Cars floating in the sky. Upside-down skyscrapers that remind you of Christopher Nolan’s “Inception.” Confused protagonists standing on the ledge, running in the woods, driving an off-road bike, or piloting a fishing boat inside a flooded museum. None of this makes sense, and everything does, because it’s art imagined by director and AI artist Sam Finn, who partnered with Adobe to make a video that’s under two minutes long titled “The Unfinished Film.”
Created with Adobe’s Firefly suite of AI tools that have received significant upgrades in recent months, “The Unfinished Film” is “more than just a creative experiment,” according to a blog post from Adobe. “It’s a community storytelling project designed to celebrate creative freedom and collaboration. We started with a simple question: What happens when you hand off an idea—not a finished product—to the creative community and invite them to take it further?”
“The Unfinished Film” can be a great marketing tool for Adobe, as the company is inviting creators to come up with their own versions of it. AI image and video generators have gone viral more than once, with ChatGPT’s 4o image generator, Google’s Veo 3, and Higgsfield Soul being good examples. Adobe Firefly could also benefit from the same popularity among creators.
Specifically, Adobe wants them to use the AI image, video, and audio tools available in Firefly to complete “The Unfinished Film.” It’s an initiative meant to showcase the growing abilities of the Firefly AI suite to help creators put together anything they imagine with incredible ease.
What can Adobe Firefly AI do?
Adobe explains in the blog post that it spent time with creators involved in the video-making process, including editors, filmmakers, and creative teams, to understand what they want. The company says it learned they want amplification, or “tools that spark new ideas, speed up workflows, and preserve creative control,” rather than the automation that AI tools can offer.
Firefly is a collection of AI tools available on desktop and mobile that Adobe continuously updates.

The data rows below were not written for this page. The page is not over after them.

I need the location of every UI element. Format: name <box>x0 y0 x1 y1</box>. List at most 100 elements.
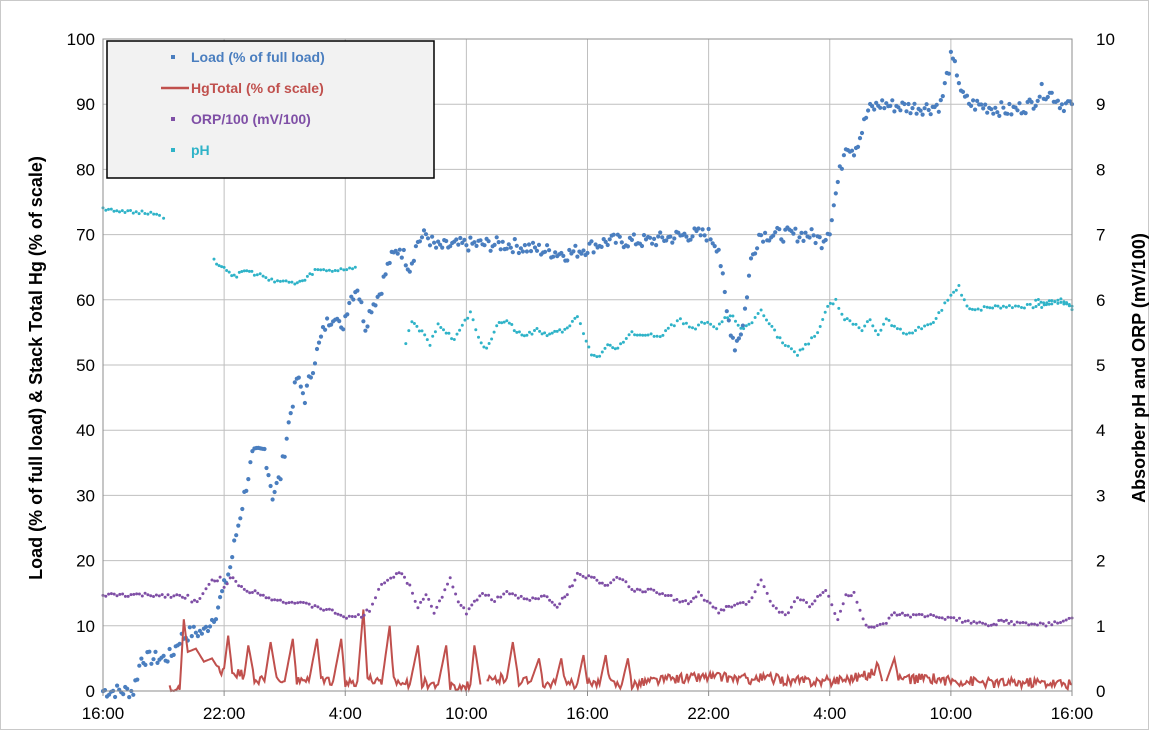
data-point <box>245 589 249 593</box>
data-point <box>770 324 774 328</box>
data-point <box>704 238 709 243</box>
data-point <box>1067 303 1071 306</box>
data-point <box>650 241 655 246</box>
data-point <box>955 618 959 622</box>
data-point <box>833 191 838 196</box>
data-point <box>985 110 990 115</box>
data-point <box>864 623 868 627</box>
data-point <box>284 436 289 441</box>
data-point <box>359 300 364 305</box>
series-ph <box>212 257 357 286</box>
data-point <box>918 108 923 113</box>
data-point <box>1036 298 1040 301</box>
data-point <box>567 247 572 253</box>
data-point <box>298 279 302 283</box>
data-point <box>999 618 1003 622</box>
data-point <box>267 596 271 600</box>
y-left-tick-label: 20 <box>76 552 95 571</box>
data-point <box>598 354 602 358</box>
data-point <box>692 596 695 600</box>
data-point <box>641 233 647 238</box>
data-point <box>996 304 1000 308</box>
data-point <box>901 331 905 335</box>
data-point <box>880 98 885 103</box>
data-point <box>1009 620 1013 623</box>
data-point <box>827 232 832 237</box>
data-point <box>172 594 176 598</box>
data-point <box>643 590 647 594</box>
data-point <box>440 595 444 599</box>
data-point <box>948 49 954 55</box>
data-point <box>203 624 209 630</box>
data-point <box>724 309 729 314</box>
data-point <box>619 240 624 245</box>
y-right-tick-label: 8 <box>1096 160 1105 179</box>
data-point <box>345 312 350 317</box>
data-point <box>613 347 617 351</box>
data-point <box>278 598 282 602</box>
data-point <box>543 249 548 254</box>
data-point <box>717 611 721 615</box>
data-point <box>978 620 982 624</box>
data-point <box>407 329 411 333</box>
data-point <box>970 307 974 311</box>
data-point <box>540 332 544 336</box>
data-point <box>981 106 986 111</box>
data-point <box>573 316 577 320</box>
data-point <box>687 325 691 329</box>
data-point <box>593 242 598 247</box>
data-point <box>937 311 941 315</box>
hg-line <box>885 654 1073 692</box>
data-point <box>500 321 504 325</box>
data-point <box>222 585 226 589</box>
data-point <box>608 343 612 347</box>
data-point <box>881 622 885 626</box>
data-point <box>237 584 241 588</box>
data-point <box>988 306 992 310</box>
data-point <box>1059 300 1063 304</box>
data-point <box>631 232 637 237</box>
data-point <box>960 293 964 297</box>
data-point <box>1024 621 1028 625</box>
data-point <box>302 400 307 406</box>
y-right-tick-label: 2 <box>1096 552 1105 571</box>
data-point <box>664 238 669 243</box>
data-point <box>736 336 742 341</box>
data-point <box>888 103 893 108</box>
data-point <box>658 592 662 596</box>
data-point <box>225 269 229 272</box>
data-point <box>584 576 588 580</box>
data-point <box>655 334 659 338</box>
data-point <box>498 247 503 252</box>
data-point <box>313 268 317 271</box>
data-point <box>446 582 449 586</box>
data-point <box>656 234 661 239</box>
data-point <box>186 593 190 597</box>
data-point <box>421 597 425 601</box>
data-point <box>466 248 471 253</box>
data-point <box>555 329 559 333</box>
data-point <box>180 595 184 599</box>
data-point <box>413 244 418 249</box>
y-right-tick-label: 6 <box>1096 291 1105 310</box>
data-point <box>1033 622 1036 626</box>
data-point <box>796 353 799 357</box>
data-point <box>672 324 676 328</box>
data-point <box>727 604 731 608</box>
data-point <box>714 606 718 610</box>
y-right-tick-label: 0 <box>1096 682 1105 701</box>
data-point <box>740 323 746 328</box>
data-point <box>952 290 956 294</box>
y-axis-left-title: Load (% of full load) & Stack Total Hg (… <box>26 156 46 580</box>
data-point <box>220 589 225 594</box>
data-point <box>140 209 144 213</box>
data-point <box>524 249 530 254</box>
data-point <box>218 575 222 579</box>
data-point <box>630 588 634 591</box>
data-point <box>459 603 463 607</box>
data-point <box>456 600 460 604</box>
data-point <box>870 625 873 629</box>
data-point <box>646 333 650 337</box>
data-point <box>900 611 904 615</box>
data-point <box>911 331 914 335</box>
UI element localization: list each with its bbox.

Earlier this year, we saw Adobe launch Firefly apps for iPhone and Android that complement the Firefly desktop experience and add exceptional third-party AI tools to the app, including Google’s Veo 3 and Imagen 4, and Runway’s Gen-4 video generator. Firefly Boards supports moodboarding and ideation, so the entire creative process can take place inside the app.
Whether you use the Firefly AI models or rely on third-party options, Firefly lets you do everything in one place. You can generate images and make AI videos controlling everything about the scene and camera with simple text prompts. Firefly supports audio and effects generation for your productions.
All AI content created with the Firefly apps contains a Content Credentials watermark that indicates that a specific piece of art was developed with the help of AI. Visible watermarks would be even better, but they aren’t suitable for all projects. What’s also important is that Adobe doesn’t use your creations and upload data to train its generative models.
Change The Unfinished Film any way you want
Creators excited about the opportunity to edit “The Unfinished Film” with Firefly AI can download it and do whatever they want with it. Adobe encourages them to remix and reshape it and then share it on social media with the #AdobeFirefly hashtag. Unfortunately, there’s no contest here, which would have worked even better to make this Adobe idea go viral.
The company’s social channels, including Instagram, feature four versions of “The Unfinished Film” from storytellers who already use AI to bring their concepts to life: Noémie Pino, Phil Cohen, Jad Kassis, and Keenan Lam. Some of them kept Finn’s narrative structure and modified it by adding their own perspective and ideas. Others recut Finn’s film and only used a few sequences that served as inspiration.
Pino’s version of “The Unfinished Film” stood out to me. The artist didn’t jump straight into Firefly to get the AI image and video generation tools working for her. She storyboarded her ideas and then created her own protagonist out of clay. Pino took photos of the real-life objects, edited them with Adobe’s tools, and then used the images to direct the AI. She then inserted the animated version of her clay character in Finn’s “Unfinished Film,” turning it into her own story.
Also interesting are the short behind-the-scenes clips these four creators made to show how effortless it is to use Firefly AI to bring your ideas to life immediately, without waiting for someone to approve a budget, create special video effects, and manage a production set. Lam’s BTS tutorial for “The Unfinished Film,” which you’ll see on social media, stands out for its creativity.